The woman he selected for the job was Ann Godoff, Random House's editor-in-chief. "Frazier has a uniquely American voice that spoke memorably to the readers of Cold Mountain," Ms Godoff said. She said she was confident the new book would "take his readers back to the territory they long to return to".

Frazier was offered $100,000 for Cold Mountain in the mid-1990s. Morgan Entrekin, Grove/Atlantic's president, who took a big gamble on an unknown writer, was graceful about losing him.

"I'm really, really disappointed, but I can't begrudge him for whatever decision he has to make for his family," Mr Entrekin said.

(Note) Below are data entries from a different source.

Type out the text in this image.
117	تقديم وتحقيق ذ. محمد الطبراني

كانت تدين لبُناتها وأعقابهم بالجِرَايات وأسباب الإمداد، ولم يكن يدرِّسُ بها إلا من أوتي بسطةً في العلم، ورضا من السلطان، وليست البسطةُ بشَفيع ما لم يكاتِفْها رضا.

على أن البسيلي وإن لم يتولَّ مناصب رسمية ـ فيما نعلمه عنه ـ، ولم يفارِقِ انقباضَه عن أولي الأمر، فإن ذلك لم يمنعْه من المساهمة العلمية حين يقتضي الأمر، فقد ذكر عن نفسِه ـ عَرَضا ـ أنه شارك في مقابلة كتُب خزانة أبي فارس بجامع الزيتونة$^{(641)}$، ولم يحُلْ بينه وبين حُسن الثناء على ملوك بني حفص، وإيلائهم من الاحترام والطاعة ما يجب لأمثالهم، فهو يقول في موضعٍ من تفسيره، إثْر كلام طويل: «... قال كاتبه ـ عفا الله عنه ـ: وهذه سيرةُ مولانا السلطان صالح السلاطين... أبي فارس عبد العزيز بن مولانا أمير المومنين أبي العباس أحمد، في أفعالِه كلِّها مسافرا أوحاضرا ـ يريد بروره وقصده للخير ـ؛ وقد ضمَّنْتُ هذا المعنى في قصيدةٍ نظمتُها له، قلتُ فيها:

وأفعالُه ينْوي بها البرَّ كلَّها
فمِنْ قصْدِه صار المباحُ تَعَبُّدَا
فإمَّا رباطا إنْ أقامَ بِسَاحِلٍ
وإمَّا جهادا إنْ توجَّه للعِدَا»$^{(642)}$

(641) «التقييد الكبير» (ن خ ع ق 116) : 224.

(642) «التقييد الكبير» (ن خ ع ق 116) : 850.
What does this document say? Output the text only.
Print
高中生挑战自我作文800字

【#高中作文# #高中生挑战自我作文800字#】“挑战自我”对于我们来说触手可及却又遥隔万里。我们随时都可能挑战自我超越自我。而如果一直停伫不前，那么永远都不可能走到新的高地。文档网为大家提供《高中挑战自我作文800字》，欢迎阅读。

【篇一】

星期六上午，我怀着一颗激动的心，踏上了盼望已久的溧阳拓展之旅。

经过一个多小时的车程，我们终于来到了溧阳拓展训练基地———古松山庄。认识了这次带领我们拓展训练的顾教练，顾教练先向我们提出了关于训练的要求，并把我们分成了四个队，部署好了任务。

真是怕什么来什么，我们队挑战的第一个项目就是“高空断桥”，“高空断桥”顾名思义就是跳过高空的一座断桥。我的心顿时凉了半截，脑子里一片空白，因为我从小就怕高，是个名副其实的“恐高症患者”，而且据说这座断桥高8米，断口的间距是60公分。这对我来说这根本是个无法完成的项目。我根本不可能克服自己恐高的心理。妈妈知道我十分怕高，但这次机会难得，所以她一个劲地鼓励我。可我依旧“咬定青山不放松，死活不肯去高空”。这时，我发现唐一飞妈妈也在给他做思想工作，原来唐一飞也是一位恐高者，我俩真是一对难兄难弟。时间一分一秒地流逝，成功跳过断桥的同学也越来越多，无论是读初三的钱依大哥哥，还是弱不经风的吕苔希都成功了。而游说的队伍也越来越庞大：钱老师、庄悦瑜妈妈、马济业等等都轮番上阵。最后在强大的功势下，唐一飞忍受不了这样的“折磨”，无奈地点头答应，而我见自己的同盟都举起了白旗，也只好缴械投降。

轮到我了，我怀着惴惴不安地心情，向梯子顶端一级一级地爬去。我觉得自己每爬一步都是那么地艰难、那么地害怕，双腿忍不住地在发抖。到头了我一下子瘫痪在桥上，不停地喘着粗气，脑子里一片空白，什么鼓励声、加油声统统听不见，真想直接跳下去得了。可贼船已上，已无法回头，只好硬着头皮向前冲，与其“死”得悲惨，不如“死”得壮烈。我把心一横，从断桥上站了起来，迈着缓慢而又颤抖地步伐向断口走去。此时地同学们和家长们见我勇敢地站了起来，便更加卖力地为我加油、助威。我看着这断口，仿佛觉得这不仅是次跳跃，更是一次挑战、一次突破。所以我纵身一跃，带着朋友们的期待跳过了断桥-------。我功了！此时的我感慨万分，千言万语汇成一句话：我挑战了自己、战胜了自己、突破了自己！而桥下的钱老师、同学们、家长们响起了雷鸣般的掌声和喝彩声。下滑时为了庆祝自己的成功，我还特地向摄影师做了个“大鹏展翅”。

"The guy wrote a book that helped me build my company into what it is. I can't be bitter towards him."

Book value

The biggest advances for fiction books:

£45m to Mary Higgins Clark, known as America's queen of suspense, for a five-book deal with Simon & Schuster.

£32m to Tom Clancy, author of The Hunt for Red October, for a two-book deal with Penguin Puttnam.

£27m to Michael Crichton, creator of Jurassic Park and ER, for a two-book deal with HarperCollins.

£23m to the horror writer Stephen King for his final four-book deal before he announced he was stopping writing.

£20m to Barbara Taylor Bradford, who launched her career in 1979 with A Woman of Substance, for a three-book deal in 1994.

£4m to millionaire socialist Ken Follett for each book.

£2.7m to Stephen Carter, a Yale law professor, for his first novel, The Emperor of Ocean Park.

£2m to Nicholas Evans for his first novel, The Horse Whisperer, after a bidding war at the Frankfurt Book Fair.

£2m to Nick Hornby for two books and a move from Gollancz to Penguin after the success of High Fidelity and Fever Pitch.

£1.3m to Ian Rankin,creator of the Inspector Rebus crime series set in Edinburgh, for two books.

£1.1m to Ben Elton for two books and a move from Simon & Schuster to Transworld.

£0.6m to This Life writer Amy Jenkins for a two-book deal including her first novel, reportedly based on the strength of a proposal written in two days.

£0.5m to Martin Amis for The Information and a book of short stories.